Sie sehen es täglich in den Medien, die europäische Politik galoppiert von Herausforderung zu Herausforderung und die Lage für europäische Unternehmen und die europäischen Bürgerinnen und Bürger spitzt sich weiter zu. Wurde die Corona-Pandemie von den meisten noch dank zuvor erwirtschafteter Gewinne überstanden, stellt die aktuelle Energiekrise viele vor unüberwindbare Aufgaben.
Leider steht die Ampel in Deutschland schon viel zulange auf Rot und läuft Gefahr, den Zeitpunkt zu verpassen, an dem unsere Wirtschaft noch zu retten ist und der Mittelstand nicht ins bodenlose stürzt. Das Gießkannenprinzip, mit dem die deutsche Regierung jedem einen Schluck gewährt, ist ein völlig falscher Ansatz und hilft denen, die wirkliche Unterstützung brauchen, nicht weiter.
Energieunternehmen machen Milliardengewinne und der Finanzminister freut sich über zusätzliche Steuereinnahmen in ungeahnten Höhen.
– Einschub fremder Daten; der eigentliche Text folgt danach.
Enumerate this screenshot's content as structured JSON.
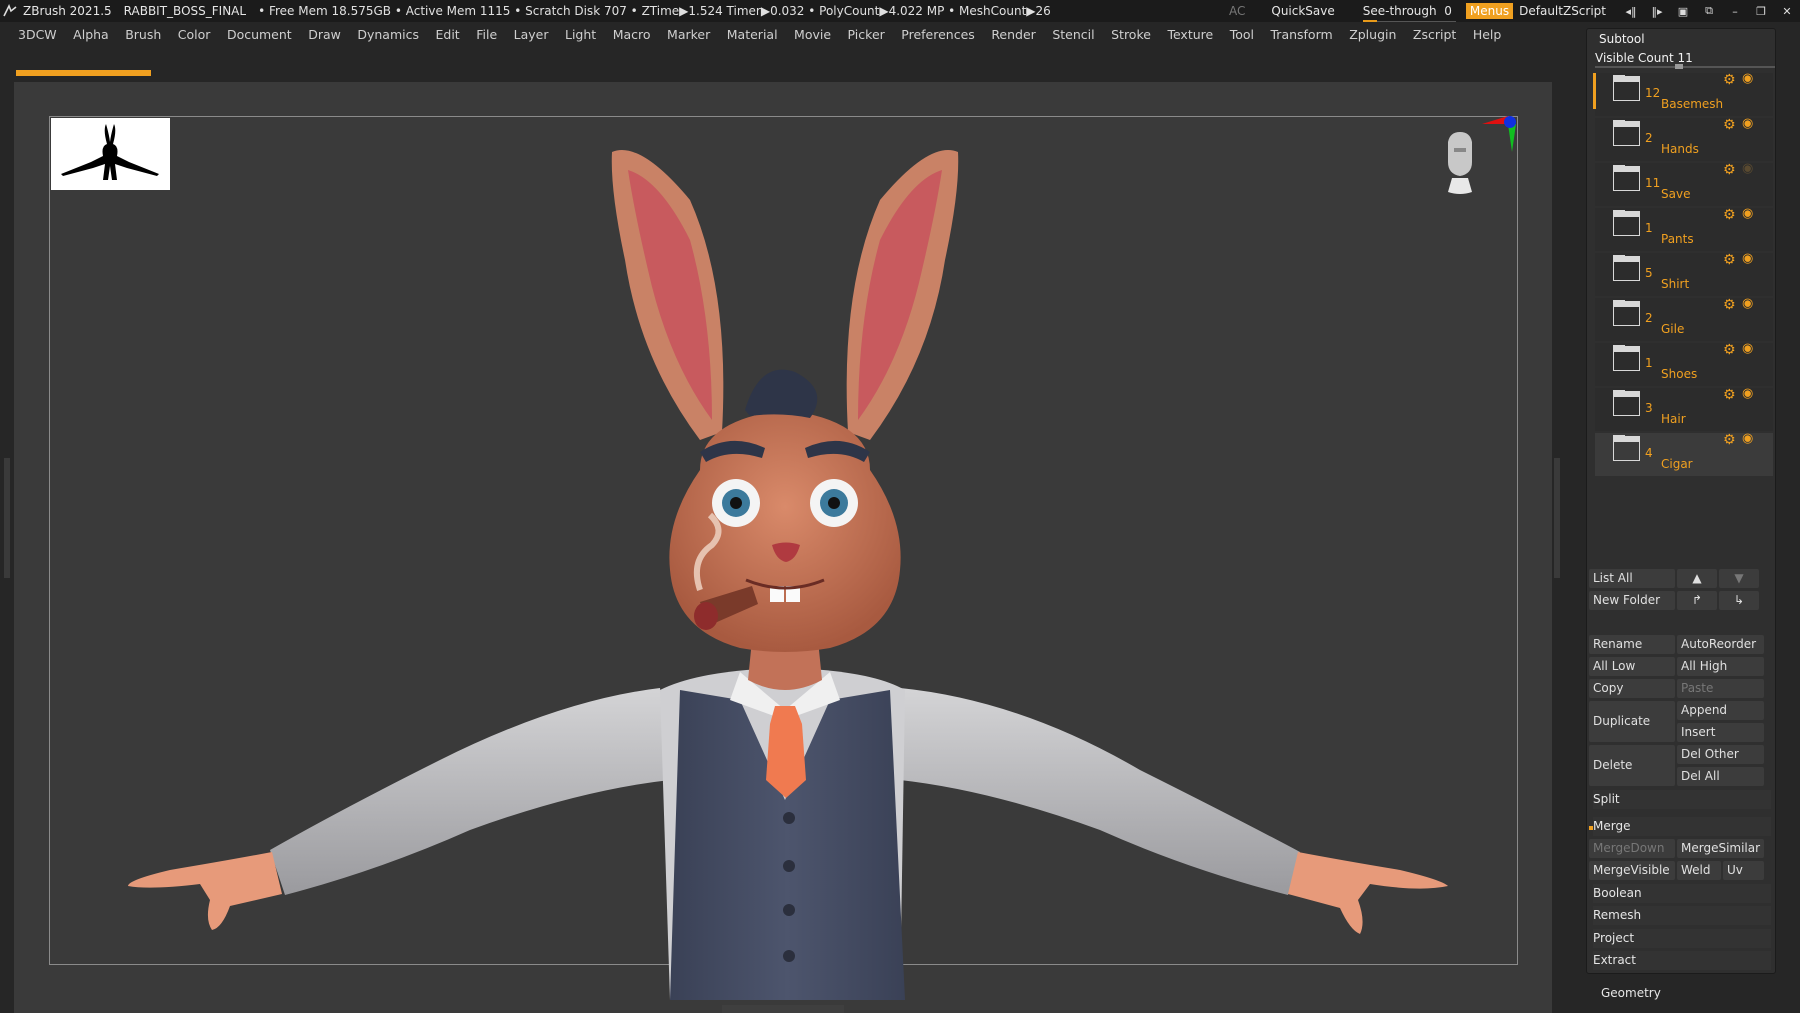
{
  "titlebar": {
    "app": "ZBrush 2021.5",
    "project": "RABBIT_BOSS_FINAL",
    "status": "• Free Mem 18.575GB • Active Mem 1115 • Scratch Disk 707 • ZTime▶1.524 Timer▶0.032 • PolyCount▶4.022 MP • MeshCount▶26",
    "ac": "AC",
    "quicksave": "QuickSave",
    "seethrough_label": "See-through",
    "seethrough_value": "0",
    "menus": "Menus",
    "script": "DefaultZScript"
  },
  "menubar": [
    "3DCW",
    "Alpha",
    "Brush",
    "Color",
    "Document",
    "Draw",
    "Dynamics",
    "Edit",
    "File",
    "Layer",
    "Light",
    "Macro",
    "Marker",
    "Material",
    "Movie",
    "Picker",
    "Preferences",
    "Render",
    "Stencil",
    "Stroke",
    "Texture",
    "Tool",
    "Transform",
    "Zplugin",
    "Zscript",
    "Help"
  ],
  "subtool": {
    "title": "Subtool",
    "visible_count_label": "Visible Count",
    "visible_count": "11",
    "items": [
      {
        "num": "12",
        "name": "Basemesh",
        "visible": true
      },
      {
        "num": "2",
        "name": "Hands",
        "visible": true
      },
      {
        "num": "11",
        "name": "Save",
        "visible": false
      },
      {
        "num": "1",
        "name": "Pants",
        "visible": true
      },
      {
        "num": "5",
        "name": "Shirt",
        "visible": true
      },
      {
        "num": "2",
        "name": "Gile",
        "visible": true
      },
      {
        "num": "1",
        "name": "Shoes",
        "visible": true
      },
      {
        "num": "3",
        "name": "Hair",
        "visible": true
      },
      {
        "num": "4",
        "name": "Cigar",
        "visible": true
      }
    ],
    "buttons": {
      "list_all": "List All",
      "new_folder": "New Folder",
      "rename": "Rename",
      "autoreorder": "AutoReorder",
      "all_low": "All Low",
      "all_high": "All High",
      "copy": "Copy",
      "paste": "Paste",
      "duplicate": "Duplicate",
      "append": "Append",
      "insert": "Insert",
      "delete": "Delete",
      "del_other": "Del Other",
      "del_all": "Del All",
      "split": "Split",
      "merge": "Merge",
      "merge_down": "MergeDown",
      "merge_similar": "MergeSimilar",
      "merge_visible": "MergeVisible",
      "weld": "Weld",
      "uv": "Uv",
      "boolean": "Boolean",
      "remesh": "Remesh",
      "project": "Project",
      "extract": "Extract"
    },
    "geometry": "Geometry"
  },
  "colors": {
    "accent": "#f0a020",
    "panel": "#2f2f2f",
    "canvas": "#3a3a3a"
  }
}
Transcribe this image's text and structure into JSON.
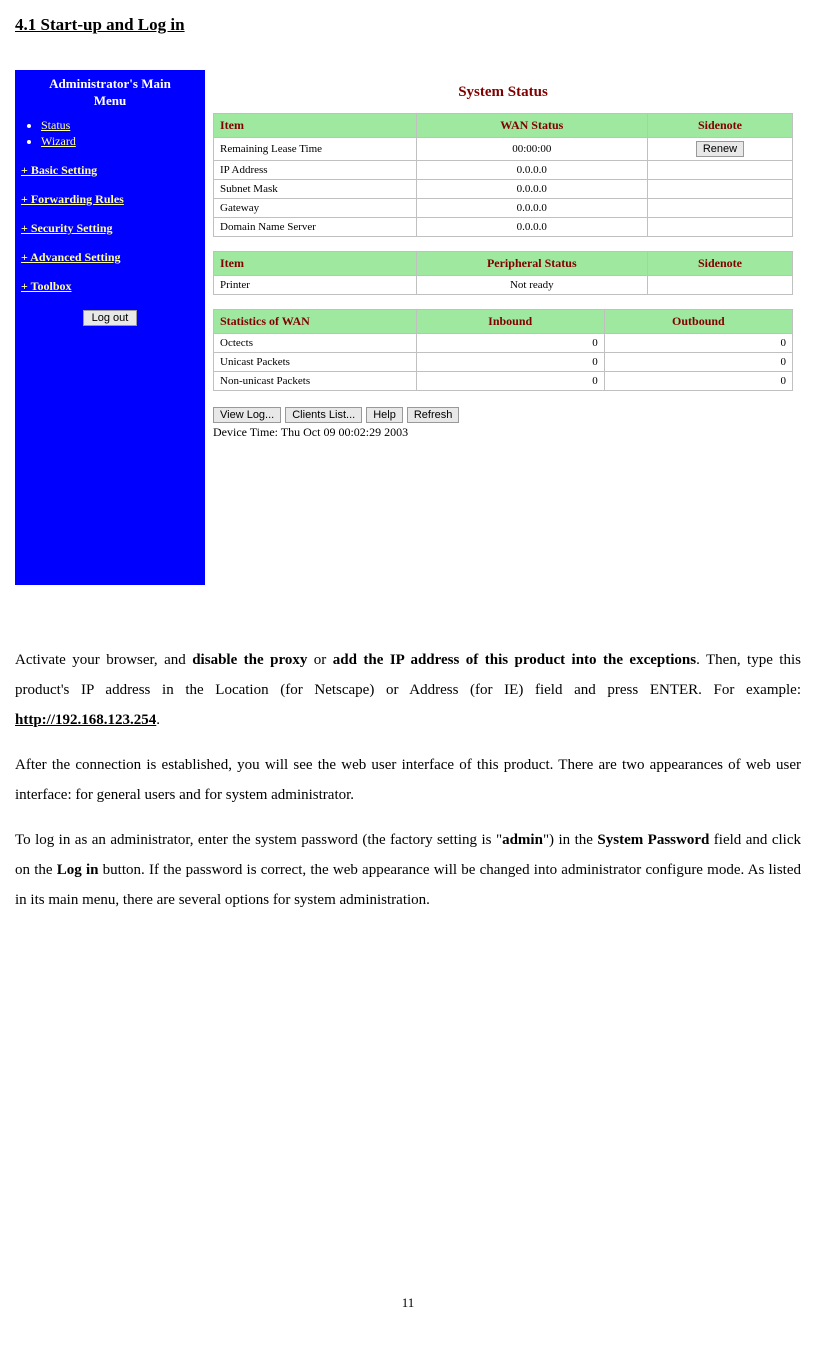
{
  "heading": "4.1 Start-up and Log in",
  "sidebar": {
    "title_line1": "Administrator's Main",
    "title_line2": "Menu",
    "bullets": [
      "Status",
      "Wizard"
    ],
    "links": [
      "+ Basic Setting",
      "+ Forwarding Rules",
      "+ Security Setting",
      "+ Advanced Setting",
      "+ Toolbox"
    ],
    "logout": "Log out"
  },
  "main": {
    "title": "System Status",
    "table1": {
      "headers": [
        "Item",
        "WAN Status",
        "Sidenote"
      ],
      "rows": [
        {
          "item": "Remaining Lease Time",
          "status": "00:00:00",
          "side_button": "Renew"
        },
        {
          "item": "IP Address",
          "status": "0.0.0.0",
          "side": ""
        },
        {
          "item": "Subnet Mask",
          "status": "0.0.0.0",
          "side": ""
        },
        {
          "item": "Gateway",
          "status": "0.0.0.0",
          "side": ""
        },
        {
          "item": "Domain Name Server",
          "status": "0.0.0.0",
          "side": ""
        }
      ]
    },
    "table2": {
      "headers": [
        "Item",
        "Peripheral Status",
        "Sidenote"
      ],
      "rows": [
        {
          "item": "Printer",
          "status": "Not ready",
          "side": ""
        }
      ]
    },
    "table3": {
      "headers": [
        "Statistics of WAN",
        "Inbound",
        "Outbound"
      ],
      "rows": [
        {
          "stat": "Octects",
          "in": "0",
          "out": "0"
        },
        {
          "stat": "Unicast Packets",
          "in": "0",
          "out": "0"
        },
        {
          "stat": "Non-unicast Packets",
          "in": "0",
          "out": "0"
        }
      ]
    },
    "buttons": [
      "View Log...",
      "Clients List...",
      "Help",
      "Refresh"
    ],
    "device_time": "Device Time: Thu Oct 09 00:02:29 2003"
  },
  "paragraphs": {
    "p1_a": "Activate your browser, and ",
    "p1_b": "disable the proxy",
    "p1_c": " or ",
    "p1_d": "add the IP address of this product into the exceptions",
    "p1_e": ". Then, type this product's IP address in the Location (for Netscape) or Address (for IE) field and press ENTER. For example: ",
    "p1_f": "http://192.168.123.254",
    "p1_g": ".",
    "p2": "After the connection is established, you will see the web user interface of this product. There are two appearances of web user interface: for general users and for system administrator.",
    "p3_a": "To log in as an administrator, enter the system password (the factory setting is  \"",
    "p3_b": "admin",
    "p3_c": "\") in the ",
    "p3_d": "System Password",
    "p3_e": " field and click on the ",
    "p3_f": "Log in",
    "p3_g": " button. If the password is correct, the web appearance will be changed into administrator configure mode. As listed in its main menu, there are several options for system administration."
  },
  "page_number": "11"
}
Hier gilt es jetzt gegenzusteuern. Ursula von der Leyen hat in ihrer Rede zur Lage der Union im Straßburger Plenum erfreulicherweise gute Pläne präsentiert.
Ich bin wahrlich kein Freund von Eingriffen in marktwirtschaftliche Mechanismen, die in normalen Zeiten ausgezeichnet funktionieren. Wir befinden uns aber nicht in normalen Zeiten, ein regulatorischer Eingriff ist deshalb leider unumgänglich.
Die Europäische Kommission schlägt vor, dass Energiefirmen einen Teil der zuletzt stark gestiegenen Gewinne abgeben müssen. Um dies umzusetzen, soll eine Einnahmengrenze von 180 Euro pro Megawattstunde für Stromunternehmen, die Strom nicht aus Gas produzieren, eingeführt werden. Da der Strompreis immer an die teuerste Energiequelle gekoppelt ist, aus der Strom produziert wird, profitieren aktuell vor allem Unternehmen, die Strom aus Kohle, Kernkraft, aber auch aus erneuerbaren Energiequellen gewinnen. Auch Gas- und Ölkonzerne sollen einen Teil ihrer Übergewinne abgeben (33 Prozent der Gewinne, die den Durchschnittsgewinn der vergangenen drei Jahre um mehr als 20 Prozent übersteigen).
Durch diese Maßnahme sollen 140 Milliarden Euro bereitstehen, die dafür genutzt werden können, die Not von Bürgerinnen und Bürgern und Unternehmen zu lindern.
Zusätzlich soll der Stromverbrauch in Spitzenzeiten verpflichtend um 5 Prozent reduziert werden und die staatliche Beihilfe für angeschlagene Energieunternehmen vereinfacht werden. Aktuell besteht noch viel Diskussionsbedarf unter den Mitgliedsstaaten, da verständlicherweise die Interessen aufgrund der Versorgungssituation und Abhängigkeiten weit auseinanderliegen. Zumindest auf die ersten Punkte konnten sich die europäischen Energieminister am 30. September bereits einigen.
Nur eine gemeinsame Lösung kann uns am Ende aus der Krise führen. Einzelstaatliche Lösungen (wie sie zum Beispiel von einzelnen Mitgliedern der deutschen Regierungsparteien mit der Öffnung von Nordstream 2 gefordert wurden) spielen ausschließlich Russland in die Hände und werden uns am Ende mehr schaden als helfen.
Die kommenden Monate werden nicht einfach. Mit den richtigen Maßnahmen werden wir aber auch diese Krise überstehen.